30 aprile 2017

La Francia seppellisce la speranza di un’altra Europa



di Carlo Clericetti *

Il successo di Macron sulle ceneri del Partito socialista. 
 


Marine Le Pen pensava a un referendum sull’euro, e queste elezioni presidenziali ne sono state una sorta di surrogato. Il fronte critico con l’Europa ha preso circa il 45% (il 21,5 di Le Pen più il 19,6 di Melenchon, più qualcos’altro dei sovranisti), gli altri una netta maggioranza. Il risultato finale, quello che si saprà il 7 maggio dopo il ballottaggio, appare a questo punto scontato: se pure tutti coloro che hanno votato il candidato di sinistra convergessero sulla leader del Front National – cosa improbabile – e si aggiungesse quel  5% circa di altri partitini, la destra europeista resterebbe comunque in grande vantaggio. Un risultato a sorpresa tipo Brexit sembra al di là delle ipotesi plausibili.
Tre dei candidati a questa prova elettorale provenivano dal Partito socialista francese.
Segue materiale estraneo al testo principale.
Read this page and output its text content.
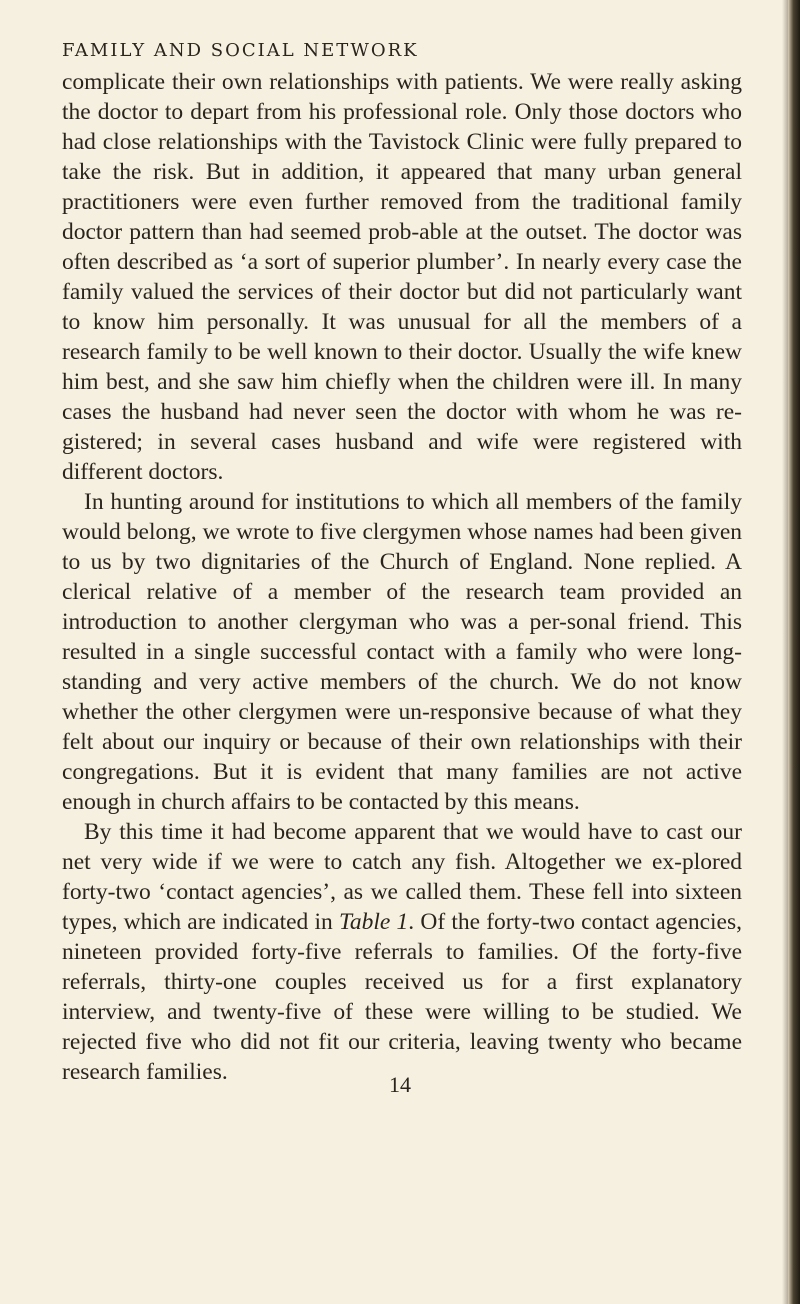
FAMILY AND SOCIAL NETWORK

complicate their own relationships with patients. We were really asking the doctor to depart from his professional role. Only those doctors who had close relationships with the Tavistock Clinic were fully prepared to take the risk. But in addition, it appeared that many urban general practitioners were even further removed from the traditional family doctor pattern than had seemed prob-able at the outset. The doctor was often described as ‘a sort of superior plumber’. In nearly every case the family valued the services of their doctor but did not particularly want to know him personally. It was unusual for all the members of a research family to be well known to their doctor. Usually the wife knew him best, and she saw him chiefly when the children were ill. In many cases the husband had never seen the doctor with whom he was re-gistered; in several cases husband and wife were registered with different doctors.

In hunting around for institutions to which all members of the family would belong, we wrote to five clergymen whose names had been given to us by two dignitaries of the Church of England. None replied. A clerical relative of a member of the research team provided an introduction to another clergyman who was a per-sonal friend. This resulted in a single successful contact with a family who were long-standing and very active members of the church. We do not know whether the other clergymen were un-responsive because of what they felt about our inquiry or because of their own relationships with their congregations. But it is evident that many families are not active enough in church affairs to be contacted by this means.

By this time it had become apparent that we would have to cast our net very wide if we were to catch any fish. Altogether we ex-plored forty-two ‘contact agencies’, as we called them. These fell into sixteen types, which are indicated in Table 1. Of the forty-two contact agencies, nineteen provided forty-five referrals to families. Of the forty-five referrals, thirty-one couples received us for a first explanatory interview, and twenty-five of these were willing to be studied. We rejected five who did not fit our criteria, leaving twenty who became research families.	14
Hamon, il candidato ufficiale del partito; Macron (ex ministro dell’Economia nel governo Valls) che ne è uscito l’anno scorso; e Melenchon che l’ha abbandonato già da molti anni.  Niente meglio di questo fatto illustra la deriva di quello che fu il partito della sinistra riformatrice e che oggi va ad aggiungersi alla lunga lista dei partiti socialisti che hanno imboccato la truffaldina “terza via”, la via del cedimento al liberismo che porta inevitabilmente al suicidio, come questo risultato prova ancora una volta.
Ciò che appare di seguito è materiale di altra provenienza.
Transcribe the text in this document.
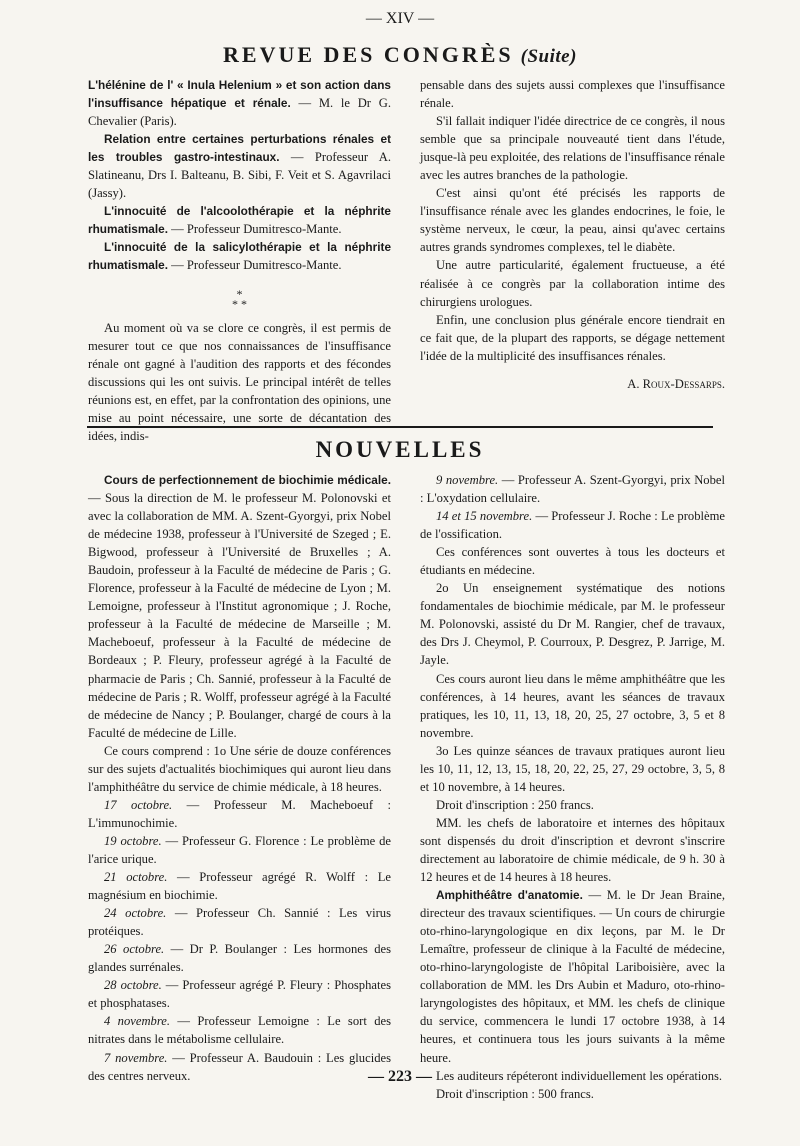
— XIV —
REVUE DES CONGRÈS (Suite)

L'hélénine de l' « Inula Helenium » et son action dans l'insuffisance hépatique et rénale. — M. le Dr G. Chevalier (Paris).

Relation entre certaines perturbations rénales et les troubles gastro-intestinaux. — Professeur A. Slatineanu, Drs I. Balteanu, B. Sibi, F. Veit et S. Agavrilaci (Jassy).

L'innocuité de l'alcoolothérapie et la néphrite rhumatismale. — Professeur Dumitresco-Mante.

L'innocuité de la salicylothérapie et la néphrite rhumatismale. — Professeur Dumitresco-Mante.

*
* *

Au moment où va se clore ce congrès, il est permis de mesurer tout ce que nos connaissances de l'insuffisance rénale ont gagné à l'audition des rapports et des fécondes discussions qui les ont suivis. Le principal intérêt de telles réunions est, en effet, par la confrontation des opinions, une mise au point nécessaire, une sorte de décantation des idées, indis-

pensable dans des sujets aussi complexes que l'insuffisance rénale.

S'il fallait indiquer l'idée directrice de ce congrès, il nous semble que sa principale nouveauté tient dans l'étude, jusque-là peu exploitée, des relations de l'insuffisance rénale avec les autres branches de la pathologie.

C'est ainsi qu'ont été précisés les rapports de l'insuffisance rénale avec les glandes endocrines, le foie, le système nerveux, le cœur, la peau, ainsi qu'avec certains autres grands syndromes complexes, tel le diabète.

Une autre particularité, également fructueuse, a été réalisée à ce congrès par la collaboration intime des chirurgiens urologues.

Enfin, une conclusion plus générale encore tiendrait en ce fait que, de la plupart des rapports, se dégage nettement l'idée de la multiplicité des insuffisances rénales.

A. Roux-Dessarps.
NOUVELLES

Cours de perfectionnement de biochimie médicale. — Sous la direction de M. le professeur M. Polonovski et avec la collaboration de MM. A. Szent-Gyorgyi, prix Nobel de médecine 1938, professeur à l'Université de Szeged ; E. Bigwood, professeur à l'Université de Bruxelles ; A. Baudoin, professeur à la Faculté de médecine de Paris ; G. Florence, professeur à la Faculté de médecine de Lyon ; M. Lemoigne, professeur à l'Institut agronomique ; J. Roche, professeur à la Faculté de médecine de Marseille ; M. Macheboeuf, professeur à la Faculté de médecine de Bordeaux ; P. Fleury, professeur agrégé à la Faculté de pharmacie de Paris ; Ch. Sannié, professeur à la Faculté de médecine de Paris ; R. Wolff, professeur agrégé à la Faculté de médecine de Nancy ; P. Boulanger, chargé de cours à la Faculté de médecine de Lille.

Ce cours comprend : 1o Une série de douze conférences sur des sujets d'actualités biochimiques qui auront lieu dans l'amphithéâtre du service de chimie médicale, à 18 heures.

17 octobre. — Professeur M. Macheboeuf : L'immunochimie.

19 octobre. — Professeur G. Florence : Le problème de l'arice urique.

21 octobre. — Professeur agrégé R. Wolff : Le magnésium en biochimie.

24 octobre. — Professeur Ch. Sannié : Les virus protéiques.

26 octobre. — Dr P. Boulanger : Les hormones des glandes surrénales.

28 octobre. — Professeur agrégé P. Fleury : Phosphates et phosphatases.

4 novembre. — Professeur Lemoigne : Le sort des nitrates dans le métabolisme cellulaire.

7 novembre. — Professeur A. Baudouin : Les glucides des centres nerveux.

9 novembre. — Professeur A. Szent-Gyorgyi, prix Nobel : L'oxydation cellulaire.

14 et 15 novembre. — Professeur J. Roche : Le problème de l'ossification.

Ces conférences sont ouvertes à tous les docteurs et étudiants en médecine.

2o Un enseignement systématique des notions fondamentales de biochimie médicale, par M. le professeur M. Polonovski, assisté du Dr M. Rangier, chef de travaux, des Drs J. Cheymol, P. Courroux, P. Desgrez, P. Jarrige, M. Jayle.

Ces cours auront lieu dans le même amphithéâtre que les conférences, à 14 heures, avant les séances de travaux pratiques, les 10, 11, 13, 18, 20, 25, 27 octobre, 3, 5 et 8 novembre.

3o Les quinze séances de travaux pratiques auront lieu les 10, 11, 12, 13, 15, 18, 20, 22, 25, 27, 29 octobre, 3, 5, 8 et 10 novembre, à 14 heures.

Droit d'inscription : 250 francs.

MM. les chefs de laboratoire et internes des hôpitaux sont dispensés du droit d'inscription et devront s'inscrire directement au laboratoire de chimie médicale, de 9 h. 30 à 12 heures et de 14 heures à 18 heures.

Amphithéâtre d'anatomie. — M. le Dr Jean Braine, directeur des travaux scientifiques. — Un cours de chirurgie oto-rhino-laryngologique en dix leçons, par M. le Dr Lemaître, professeur de clinique à la Faculté de médecine, oto-rhino-laryngologiste de l'hôpital Lariboisière, avec la collaboration de MM. les Drs Aubin et Maduro, oto-rhino-laryngologistes des hôpitaux, et MM. les chefs de clinique du service, commencera le lundi 17 octobre 1938, à 14 heures, et continuera tous les jours suivants à la même heure.

Les auditeurs répéteront individuellement les opérations.

Droit d'inscription : 500 francs.

— 223 —
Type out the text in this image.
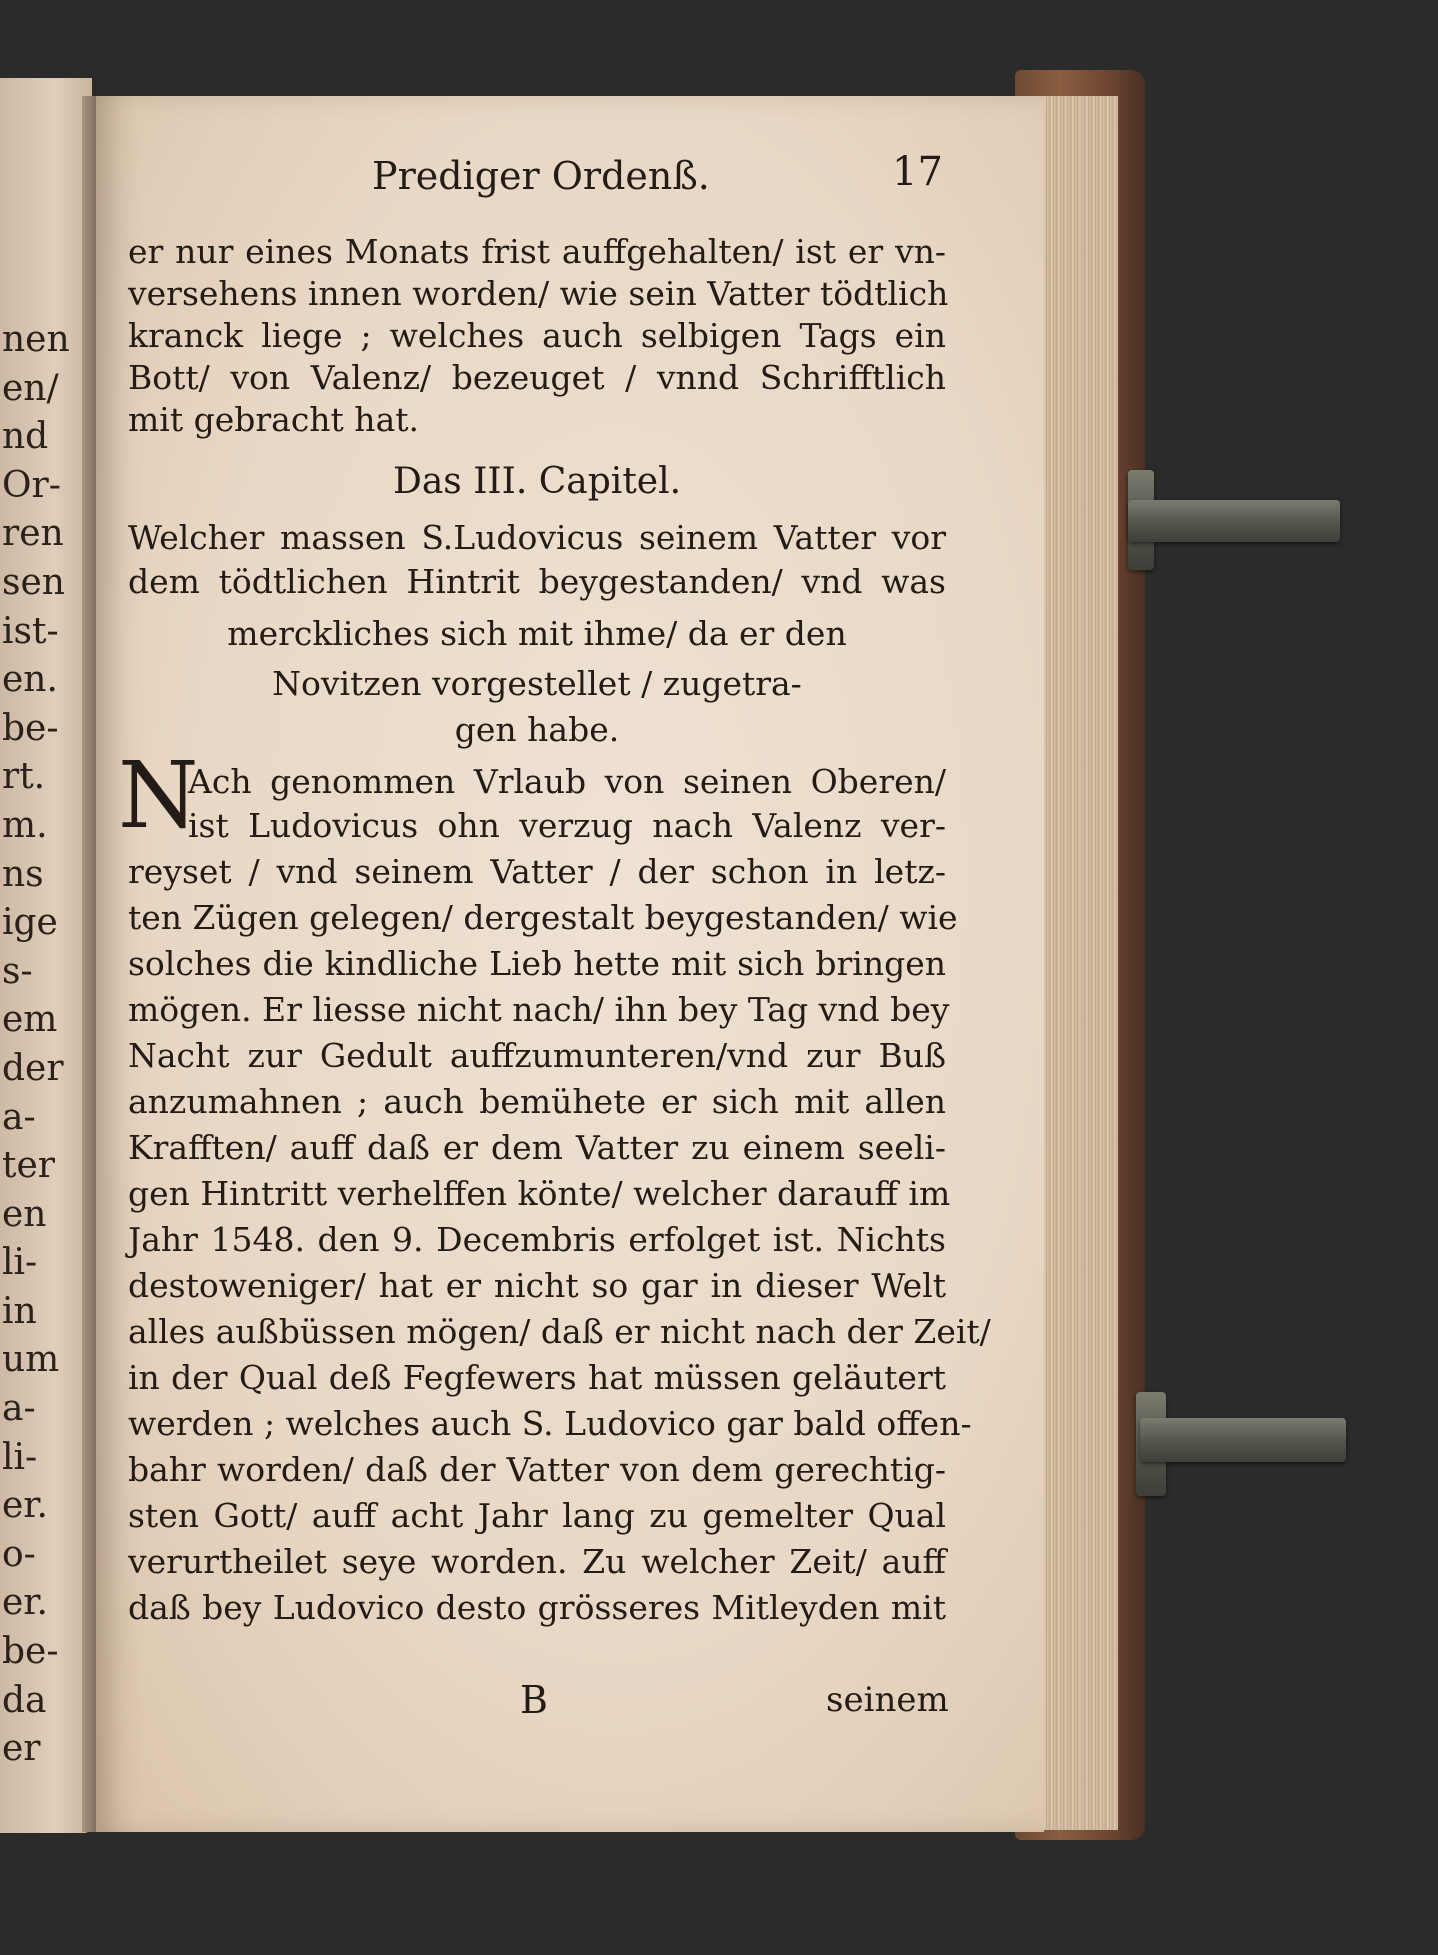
nen
en/
nd
Or-
ren
sen
ist-
en.
be-
rt.
m.
ns
ige
s-
em
der
a-
ter
en
li-
in
um
a-
li-
er.
o-
er.
be-
da
er
Prediger Ordenß.	17
er nur eines Monats frist auffgehalten/ ist er vn-
versehens innen worden/ wie sein Vatter tödtlich
kranck liege ; welches auch selbigen Tags ein
Bott/ von Valenz/ bezeuget / vnnd Schrifftlich
mit gebracht hat.
Das III. Capitel.
Welcher massen S.Ludovicus seinem Vatter vor
dem tödtlichen Hintrit beygestanden/ vnd was
merckliches sich mit ihme/ da er den
Novitzen vorgestellet / zugetra-
gen habe.
N
Ach genommen Vrlaub von seinen Oberen/
ist Ludovicus ohn verzug nach Valenz ver-
reyset / vnd seinem Vatter / der schon in letz-
ten Zügen gelegen/ dergestalt beygestanden/ wie
solches die kindliche Lieb hette mit sich bringen
mögen. Er liesse nicht nach/ ihn bey Tag vnd bey
Nacht zur Gedult auffzumunteren/vnd zur Buß
anzumahnen ; auch bemühete er sich mit allen
Krafften/ auff daß er dem Vatter zu einem seeli-
gen Hintritt verhelffen könte/ welcher darauff im
Jahr 1548. den 9. Decembris erfolget ist. Nichts
destoweniger/ hat er nicht so gar in dieser Welt
alles außbüssen mögen/ daß er nicht nach der Zeit/
in der Qual deß Fegfewers hat müssen geläutert
werden ; welches auch S. Ludovico gar bald offen-
bahr worden/ daß der Vatter von dem gerechtig-
sten Gott/ auff acht Jahr lang zu gemelter Qual
verurtheilet seye worden. Zu welcher Zeit/ auff
daß bey Ludovico desto grösseres Mitleyden mit
B	seinem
Melenchon è uscito quando è apparso chiaro che il Psf aveva scelto quell’orientamento; Macron – uomo di destra già quando fu scelto come ministro – ha abbandonato la nave non per dissensi ideologici (come prova l’immediato appoggio offertogli ora da Hollande), ma perché aveva capito che sarebbe miseramente naufragata. Hamon, che quando a sorpresa vinse le primarie fu definito “radicale”, è un Bersani d’oltralpe: i suoi propositi progressisti non poggiano su una analisi dell’errore storico compiuto dalla ex sinistra quando ha aderito all’idelogia di quelli che fino ad allora erano stati considerati avversari politici. Troppo tardi e troppo poco, hanno sentenziato gli elettori: il candidato del partito che nella scorsa tornata ha conquistato la presidenza della Repubblica ha ottenuto stavolta poco più del 6%, 2.300.000 elettori su 33 milioni di votanti.

Le cartine con cui "Repubblica" ha proposto un confronto visivo sulla conquista dei distretti elettorali cinque anni fa e oggi sono impressionanti: l’arancio che segnala i collegi attribuiti ai socialisti nel 2012 è completamente scomparso, le tre sparute macchie rosse nella cartina del 2017 sono di Melenchon. Non molto meglio è andata ai gollisti di Fillon (blu), che tengono in soli 5 collegi: hanno ceduto quasi dappertutto al Front National (viola), che però ha dilagato anche in zone che prima erano arancio. Tutto il resto è di Macron (rosa): la Francia ha votato quasi unanimemente a destra, dividendosi solo tra europeisti e sovranisti. In realtà la sinistra-sinistra, grazie al successo di Melenchon a cui si possono sommare i voti di formazioni minori, sfiora un quarto dell’elettorato, ma con il sistema maggioritario di collegio rischia, alle prossime legislative di giugno, di ottenere un bottino di deputati assai magro."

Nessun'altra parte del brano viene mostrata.